For the inductive step, assume kbound (v, t) ≥ kmax(v), then it can be shown that kbound (v, t+1) ≥ kmax(v) as follows. First, if kbound (v, t) ≤ kmax(v) for all v, then the graph must be in a satisfying state and no vertex can be inconsistent at t. If all vertices are consistent at t, then given the inductive assumption it can only be

that kbound (v, t) = kbound (v, t+1) for all v ∈ G, and no further change can occur in the value of kbound (v, t) as t increases. Alternatively, the graph is inconsistent, and so there is at least one vertex w where kbound (w, t) > kbound (w, t+1).

Imagine that kbound (w, t+1) < kmax(w), but for this to be possible would require kbound (v, t) < kmax(v) for some neighbour v of w, v ∈ N(w), which contradicts the inductive assumption. Thus, kbound (v, t+1) ≥ kmax(v) for all v ∈ G. If all vertices are consistent at t+1, then the only solution is that

kbound (v, t+1) = kmax(v), and no further changes are possible. And so on. Thus kbound (v, t) ≥ kmax(v) must be true for all t ≥ 0 and v ∈ G.

Theorem 4.7. kbound (v, t) reaches a satisfying state, such that

kbound (v, t) = kmax(v) in a finite number of steps t, for all vertices v ∈ G.

Proof. There is no satisfying state other than where kbound (v, t) ≤ kmax(v)

(lemma 4.5). Initially kbound (v, 0) ≥ kmax(v) for every vertex v (lemma 4.3) and any changes in kbound (v, t) must be decreasing as t increases from 0 (lemma 4.4). A consistent state where the satisfying values underestimate kmax(v) can not be reached (lemma 4.6). Finally, given a graph where deg(v) is finite for all v ∈ G, then kbound (v, t) must be finite. So kbound (v, t) must converge on kmax(v) in a finite number of steps t, for all v.

Theorem 4.8. kbound (v, t) converges on kmax(v) at all vertices v ∈ G and

reaches maximal satisfying values in O (lp (G) ∆ (G)) steps of t, where ∆ (G) is the maximum degree in G, and lp (G) the maximal simple path length in G.

Proof. At every t, either at least one vertex v is inconsistent; or otherwise the

maximal satisfying values have been reached and the algorithm is finished.

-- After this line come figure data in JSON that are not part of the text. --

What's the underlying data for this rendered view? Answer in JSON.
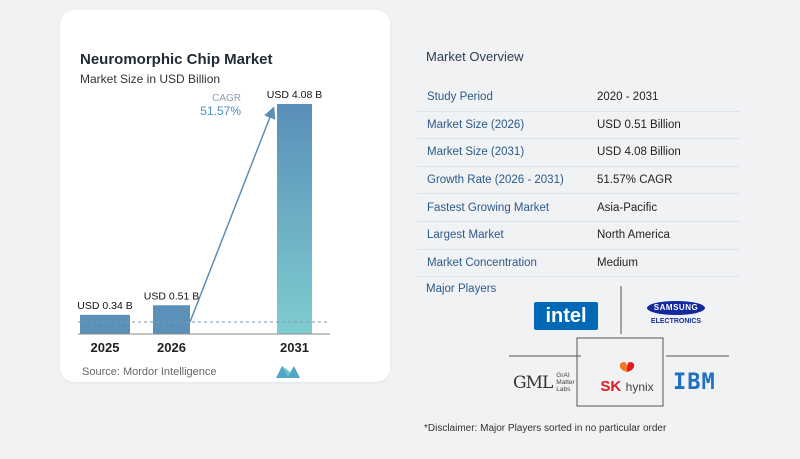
{
  "chart_data": {
    "type": "bar",
    "title": "Neuromorphic Chip Market",
    "subtitle": "Market Size in USD Billion",
    "categories": [
      "2025",
      "2026",
      "2031"
    ],
    "values": [
      0.34,
      0.51,
      4.08
    ],
    "value_labels": [
      "USD 0.34 B",
      "USD 0.51 B",
      "USD 4.08 B"
    ],
    "cagr_label": "CAGR",
    "cagr_value": "51.57%",
    "ylim": [
      0,
      4.08
    ],
    "grid": false,
    "colors": {
      "bar_low": "#5b91b8",
      "bar_top": "#5a8fb8",
      "bar_bottom": "#7ecdd0",
      "arrow": "#5a8fb8"
    }
  },
  "source_text": "Source:  Mordor Intelligence",
  "overview": {
    "title": "Market Overview",
    "rows": [
      {
        "label": "Study Period",
        "value": "2020 - 2031"
      },
      {
        "label": "Market Size (2026)",
        "value": "USD 0.51 Billion"
      },
      {
        "label": "Market Size (2031)",
        "value": "USD 4.08 Billion"
      },
      {
        "label": "Growth Rate (2026 - 2031)",
        "value": "51.57% CAGR"
      },
      {
        "label": "Fastest Growing Market",
        "value": "Asia-Pacific"
      },
      {
        "label": "Largest Market",
        "value": "North America"
      },
      {
        "label": "Market Concentration",
        "value": "Medium"
      }
    ]
  },
  "players": {
    "title": "Major Players",
    "intel": "intel",
    "samsung_top": "SAMSUNG",
    "samsung_bottom": "ELECTRONICS",
    "graimatter_mark": "GML",
    "graimatter_text": [
      "GrAI",
      "Matter",
      "Labs"
    ],
    "sk_mark": "SK",
    "sk_text": "hynix",
    "ibm": "IBM"
  },
  "disclaimer": "*Disclaimer: Major Players sorted in no particular order"
}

The number of such revisions, at any vertex, is bounded by the degree of the vertex, and so by ∆ (G) across the graph. Each inconsistency potentially leads to a sequence of further inconsistencies in neighbouring vertices, which may have to traverse over the graph, in order to have each vertex v decrease its kbound (v, t). The scope of these is bounded by the maximal simple path length, lp (G), between all vertices. Thus, the algorithm is bounded by the product of these.